A: Actually the telescope itself poses no limits - but the Universe itself does. Hubble is a medium-sized (2.4 meter) telescope with very sharp optics and very good instruments. This enables the telescope to see very faint objects despite its relatively modest size. According to the theory of Big Bang the absolute observational limit to telescopes (as we know them today) is a 'sphere' of opaqueness surrounding us positioned approximately 13-14 billion light years away. It is called the 'surface of last scattering' and is also know as the source of the 'microwave background radiation'. Up to 300 000 years after Big Bang the Universe was totally opaque to light. This means that we know that we (when we look out in the Universe and thus back in time) will never see past, or through, this barrier.

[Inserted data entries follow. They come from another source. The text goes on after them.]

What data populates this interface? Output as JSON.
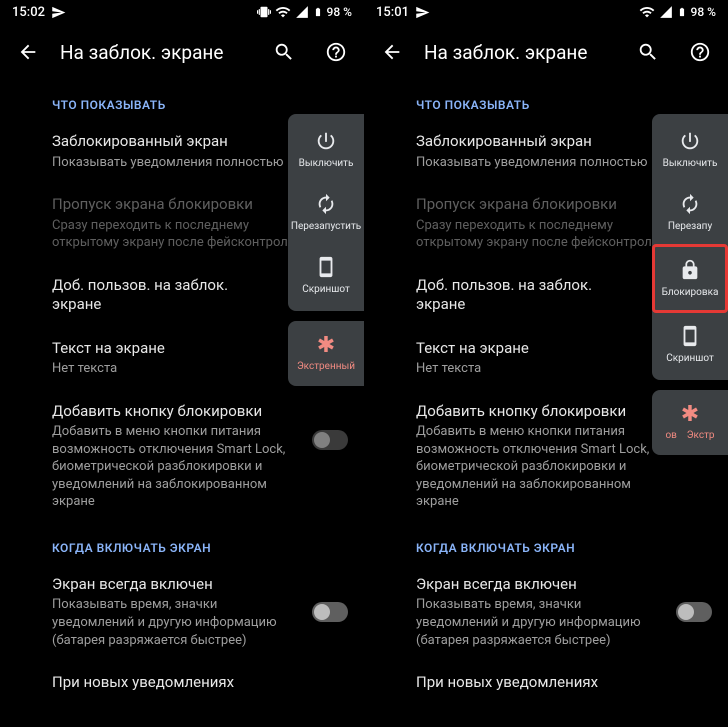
{
  "left": {
    "status": {
      "time": "15:02",
      "battery": "98 %"
    },
    "header": {
      "title": "На заблок. экране"
    },
    "section1": "ЧТО ПОКАЗЫВАТЬ",
    "s1": {
      "title": "Заблокированный экран",
      "sub": "Показывать уведомления полностью"
    },
    "s2": {
      "title": "Пропуск экрана блокировки",
      "sub": "Сразу переходить к последнему открытому экрану после фейсконтроля"
    },
    "s3": {
      "title": "Доб. пользов. на заблок. экране"
    },
    "s4": {
      "title": "Текст на экране",
      "sub": "Нет текста"
    },
    "s5": {
      "title": "Добавить кнопку блокировки",
      "sub": "Добавить в меню кнопки питания возможность отключения Smart Lock, биометрической разблокировки и уведомлений на заблокированном экране"
    },
    "section2": "КОГДА ВКЛЮЧАТЬ ЭКРАН",
    "s6": {
      "title": "Экран всегда включен",
      "sub": "Показывать время, значки уведомлений и другую информацию (батарея разряжается быстрее)"
    },
    "s7": {
      "title": "При новых уведомлениях"
    },
    "power_menu": {
      "power_off": "Выключить",
      "restart": "Перезапустить",
      "screenshot": "Скриншот",
      "emergency": "Экстренный"
    }
  },
  "right": {
    "status": {
      "time": "15:01",
      "battery": "98 %"
    },
    "header": {
      "title": "На заблок. экране"
    },
    "section1": "ЧТО ПОКАЗЫВАТЬ",
    "s1": {
      "title": "Заблокированный экран",
      "sub": "Показывать уведомления полностью"
    },
    "s2": {
      "title": "Пропуск экрана блокировки",
      "sub": "Сразу переходить к последнему открытому экрану после фейсконтроля"
    },
    "s3": {
      "title": "Доб. пользов. на заблок. экране"
    },
    "s4": {
      "title": "Текст на экране",
      "sub": "Нет текста"
    },
    "s5": {
      "title": "Добавить кнопку блокировки",
      "sub": "Добавить в меню кнопки питания возможность отключения Smart Lock, биометрической разблокировки и уведомлений на заблокированном экране"
    },
    "section2": "КОГДА ВКЛЮЧАТЬ ЭКРАН",
    "s6": {
      "title": "Экран всегда включен",
      "sub": "Показывать время, значки уведомлений и другую информацию (батарея разряжается быстрее)"
    },
    "s7": {
      "title": "При новых уведомлениях"
    },
    "power_menu": {
      "power_off": "Выключить",
      "restart": "Перезапу",
      "lockdown": "Блокировка",
      "screenshot": "Скриншот",
      "emergency_partial": "ов    Экстр"
    }
  }
}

Today galaxies have been seen with Hubble that are at a distance of approximately 12-13 billion light years. In the coming years more distant galaxies will undoubtedly be detected, but the limit for our observations will not move a lot for two reasons. Firstly the galaxies have to have time to form stars after Big Bang (this takes roughly one billion years). Secondly the young galaxies will be enshrouded in large amounts of dust that will - at least to some degree - obscure our view of the early Universe.
11. Q: What if the hubble teleskop would watch the Earth, what resolutions would the images possible have? I would guess approx. 10 - 20 cm?!?
A: Hubble's so-called angular resolution - or sharpness - is measured as the smallest angle on the sky that it can 'resolve' (i.e. see sharply). This is 1/10 of an arc-second (one degree is 3600 arc-seconds). If Hubble looked at Earth - from its orbit of approx. 600 km - this would correspond to 0.3 meter or 30 cm (almost the same as you found). Quite impressive! Unfortunately Hubble will never be turned to Earth since a) the brightness of the Earth could be damaging for the telescope and the instruments, and b) there is not any particularly interesting astronomical research to be done there (the type of science that deals with the Earth is called geophysics).
12. Q: In the Hubble FAQ you mention that the telescope will never be aimed at the Earth. What about the Moon? Would it still be damaging for Hubble's instruments? If feasible, could these observations take a picture of the landing site of the Apollo missions?
A: Indeed there has been a few cases where Hubble has been aimed at the Moon - see here. It has to be done with greatest care (since the Moon is very bright and can damage instruments etc.), and is normally avoided. Even with Hubble's incredible sharpness (resolution) only objects the size of a football field can be seen (~100 metres)... So no Apollo spacecrafts will be visible.